Back in early November (such a simple time!), I wrote a piece for Slate on political scientist Jonathan Rodden’s analysis of precinct-level voting patterns. Rodden, a professor at Stanford, showed that the familiar pattern of high-density Democratic areas and low-density Republican areas had been re-created, fractal-like, in the small towns and cities of the Rust Belt during Barack Obama’s presidential election in 2008.
These little-downtown voters, who helped Obama carry several swing states, were supposed to be irrelevant to the Democratic Party in 2016, as Chuck Schumer infamously said in July: “For every blue-collar Democrat we lose in western Pennsylvania, we will pick up two moderate Republicans in the suburbs in Philadelphia, and you can repeat that in Ohio and Illinois and Wisconsin.” After Wisconsin, Michigan, and Pennsylvania flipped for Trump on Nov. 8, it was easy to think that small-town Democrats had abandoned the party wholesale.
But it turns out Democrats didn’t lose those town cores in Pennsylvania and Ohio; in fact, as Rodden showed with new data this week in the Washington Post, the correlation between living downtown and voting Democrat was (relative to nearby rural areas) just as strong in this presidential election as in its predecessors. Red counties weren’t homogenous before, and they’re not homogenous now.
Rodden thinks this trend rebuts a common cultural trope about small-town America: “A popular claim is that Trump’s populist anti-trade rhetoric resonated most in postindustrial towns with severe job losses,” he writes in the Post. “If so, we might expect that these towns suddenly started to vote more like their neighboring Republican precincts, with the graphs flattening in 2016.”
In fact, his graphs show two things: First, Clinton did worse across the board in all these counties than Al Gore, John Kerry, and Obama (both times). Second, her returns mirrored almost exactly the existing correlation between population density and politics. People who lived closer to downtown were still more likely to vote Dem.
I’m not sure Rodden is right to characterize the downtowns of Ashtabula, Ohio, and Muncie, Indiana, (among other places) as more stung by industrial job loss than their outskirts. They were once. But John Updike’s America, where Harry Angstrom could take the bus home from his job as a linotype operator, is a long time gone. Manufacturing work has taken place outside of downtown for many decades. The top four small metro areas for job sprawl, according to a 2009 Brookings analysis, were all post-industrial Northeast cities: Poughkeepsie, New York; Scranton and Wilkes-Barre in Pennsylvania; Youngstown, Ohio; and Worcester, Massachusetts. In Scranton/Wilkes-Barre, for example, more than half of all jobs are more than 10 miles from the two cities’ downtowns. That’s not new. So when the plant closes, it shouldn’t burn downtown voters more than others.

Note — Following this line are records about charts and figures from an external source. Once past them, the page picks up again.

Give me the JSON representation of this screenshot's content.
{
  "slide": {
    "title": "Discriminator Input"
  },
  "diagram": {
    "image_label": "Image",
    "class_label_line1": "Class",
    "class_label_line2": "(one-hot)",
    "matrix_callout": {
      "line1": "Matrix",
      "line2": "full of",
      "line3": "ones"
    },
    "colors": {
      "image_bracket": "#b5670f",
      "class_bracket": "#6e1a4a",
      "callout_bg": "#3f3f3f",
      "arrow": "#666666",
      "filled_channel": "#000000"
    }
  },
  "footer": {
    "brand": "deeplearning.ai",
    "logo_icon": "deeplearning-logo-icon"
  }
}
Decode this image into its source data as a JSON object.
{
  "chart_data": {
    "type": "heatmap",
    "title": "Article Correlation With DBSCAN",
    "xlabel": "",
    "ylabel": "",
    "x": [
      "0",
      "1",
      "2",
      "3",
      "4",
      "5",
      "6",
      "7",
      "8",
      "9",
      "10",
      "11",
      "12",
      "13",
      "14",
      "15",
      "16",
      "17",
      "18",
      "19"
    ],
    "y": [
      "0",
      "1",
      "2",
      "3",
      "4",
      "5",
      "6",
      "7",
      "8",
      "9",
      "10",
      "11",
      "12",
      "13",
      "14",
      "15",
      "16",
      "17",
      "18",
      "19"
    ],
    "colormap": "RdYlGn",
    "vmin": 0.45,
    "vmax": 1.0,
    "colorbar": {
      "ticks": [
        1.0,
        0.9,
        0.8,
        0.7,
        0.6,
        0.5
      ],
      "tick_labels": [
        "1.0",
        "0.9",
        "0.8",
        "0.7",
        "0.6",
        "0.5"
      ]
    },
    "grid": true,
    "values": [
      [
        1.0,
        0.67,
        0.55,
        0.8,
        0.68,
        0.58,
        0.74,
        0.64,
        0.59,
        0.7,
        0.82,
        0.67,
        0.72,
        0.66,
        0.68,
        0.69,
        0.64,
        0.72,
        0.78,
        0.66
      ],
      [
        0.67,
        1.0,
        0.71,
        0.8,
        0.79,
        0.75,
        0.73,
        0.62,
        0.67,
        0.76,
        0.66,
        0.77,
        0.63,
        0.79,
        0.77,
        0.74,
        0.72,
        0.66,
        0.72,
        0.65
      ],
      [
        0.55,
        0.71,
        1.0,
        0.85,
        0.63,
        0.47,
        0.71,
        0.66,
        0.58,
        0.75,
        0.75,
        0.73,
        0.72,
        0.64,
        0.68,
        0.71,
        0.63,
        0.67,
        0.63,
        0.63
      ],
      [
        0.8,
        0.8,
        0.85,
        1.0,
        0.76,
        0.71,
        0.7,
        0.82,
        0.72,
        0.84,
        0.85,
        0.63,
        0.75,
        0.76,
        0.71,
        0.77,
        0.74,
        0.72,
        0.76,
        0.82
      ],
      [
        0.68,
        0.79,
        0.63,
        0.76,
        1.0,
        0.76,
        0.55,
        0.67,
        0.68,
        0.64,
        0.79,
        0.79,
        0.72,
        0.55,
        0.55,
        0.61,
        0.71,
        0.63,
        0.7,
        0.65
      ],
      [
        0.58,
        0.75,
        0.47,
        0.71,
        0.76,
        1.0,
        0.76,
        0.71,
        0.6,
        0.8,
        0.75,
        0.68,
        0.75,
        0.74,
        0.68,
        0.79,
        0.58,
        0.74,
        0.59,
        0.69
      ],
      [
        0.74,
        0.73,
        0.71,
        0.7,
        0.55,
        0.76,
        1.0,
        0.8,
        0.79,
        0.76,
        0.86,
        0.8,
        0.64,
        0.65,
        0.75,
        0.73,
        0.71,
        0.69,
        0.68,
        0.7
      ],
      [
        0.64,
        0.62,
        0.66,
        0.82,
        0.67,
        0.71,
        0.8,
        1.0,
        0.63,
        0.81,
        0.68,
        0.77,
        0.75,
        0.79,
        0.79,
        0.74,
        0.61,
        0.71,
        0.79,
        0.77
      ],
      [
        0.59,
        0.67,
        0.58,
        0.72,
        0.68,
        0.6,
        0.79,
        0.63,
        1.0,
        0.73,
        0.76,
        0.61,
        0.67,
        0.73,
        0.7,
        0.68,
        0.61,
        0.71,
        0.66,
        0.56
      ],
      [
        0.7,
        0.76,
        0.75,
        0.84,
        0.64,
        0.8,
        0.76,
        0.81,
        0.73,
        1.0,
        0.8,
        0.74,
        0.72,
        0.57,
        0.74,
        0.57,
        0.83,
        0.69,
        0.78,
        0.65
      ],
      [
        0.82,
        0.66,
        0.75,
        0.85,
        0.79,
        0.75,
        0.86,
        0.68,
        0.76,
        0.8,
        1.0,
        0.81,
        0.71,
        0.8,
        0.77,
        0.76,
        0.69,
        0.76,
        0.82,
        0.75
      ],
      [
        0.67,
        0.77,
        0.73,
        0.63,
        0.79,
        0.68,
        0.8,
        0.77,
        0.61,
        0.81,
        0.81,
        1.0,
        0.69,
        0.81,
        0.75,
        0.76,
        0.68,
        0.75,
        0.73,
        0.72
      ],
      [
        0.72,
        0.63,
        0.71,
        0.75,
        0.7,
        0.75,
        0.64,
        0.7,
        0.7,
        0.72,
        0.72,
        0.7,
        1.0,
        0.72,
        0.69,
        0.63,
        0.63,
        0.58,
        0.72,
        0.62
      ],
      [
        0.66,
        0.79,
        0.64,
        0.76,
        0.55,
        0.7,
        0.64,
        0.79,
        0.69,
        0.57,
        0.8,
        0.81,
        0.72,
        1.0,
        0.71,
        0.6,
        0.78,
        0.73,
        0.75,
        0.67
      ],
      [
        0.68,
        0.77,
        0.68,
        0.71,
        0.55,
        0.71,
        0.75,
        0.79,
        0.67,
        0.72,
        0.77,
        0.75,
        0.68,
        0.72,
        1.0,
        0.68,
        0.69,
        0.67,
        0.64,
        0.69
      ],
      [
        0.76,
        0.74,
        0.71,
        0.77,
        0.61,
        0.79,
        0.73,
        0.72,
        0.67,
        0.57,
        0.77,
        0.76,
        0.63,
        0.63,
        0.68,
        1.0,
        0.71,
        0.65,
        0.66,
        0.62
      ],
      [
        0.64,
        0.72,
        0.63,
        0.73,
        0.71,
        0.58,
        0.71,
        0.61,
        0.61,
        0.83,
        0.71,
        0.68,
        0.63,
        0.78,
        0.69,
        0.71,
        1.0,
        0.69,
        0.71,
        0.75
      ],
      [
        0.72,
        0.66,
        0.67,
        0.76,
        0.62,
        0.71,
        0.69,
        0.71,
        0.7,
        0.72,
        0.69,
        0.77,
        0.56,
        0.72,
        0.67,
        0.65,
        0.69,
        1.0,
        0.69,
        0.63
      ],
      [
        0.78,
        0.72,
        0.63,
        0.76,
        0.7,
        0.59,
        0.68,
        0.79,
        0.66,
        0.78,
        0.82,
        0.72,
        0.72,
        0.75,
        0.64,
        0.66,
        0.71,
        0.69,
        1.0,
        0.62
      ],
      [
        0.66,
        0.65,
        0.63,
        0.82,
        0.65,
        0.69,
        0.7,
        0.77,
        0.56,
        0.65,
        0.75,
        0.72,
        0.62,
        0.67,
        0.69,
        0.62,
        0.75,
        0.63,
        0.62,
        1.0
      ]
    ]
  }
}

Still, whatever voters’ grievances about deindustrialization, there are other correlations that would tip these old town centers—Scranton, Wilkes-Barre, Reading, and Johnstown, in Pennsylvania, for example—toward Democrats. For one thing, they are almost all poorer than their suburbs. For another, they all have concentrated minority populations. They also have more rental housing, and their residents ought to have a closer relationship to the public assets that Democrats have traditionally championed, like universities, libraries, parks, and transit.
For Democrats, the problem with these people isn’t that they didn’t vote Democratic; it’s that they didn’t vote at all. In some cases, turnout in downtown precincts was about half what it was a few miles away. Clinton still carried them.
This, then, is an optimistic message about left-wing politics in non-metropolitan America: Those deep-red swaths of countryside in Pennsylvania, Ohio, and Indiana are more politically diverse than they look. It just depends on your frame of reference.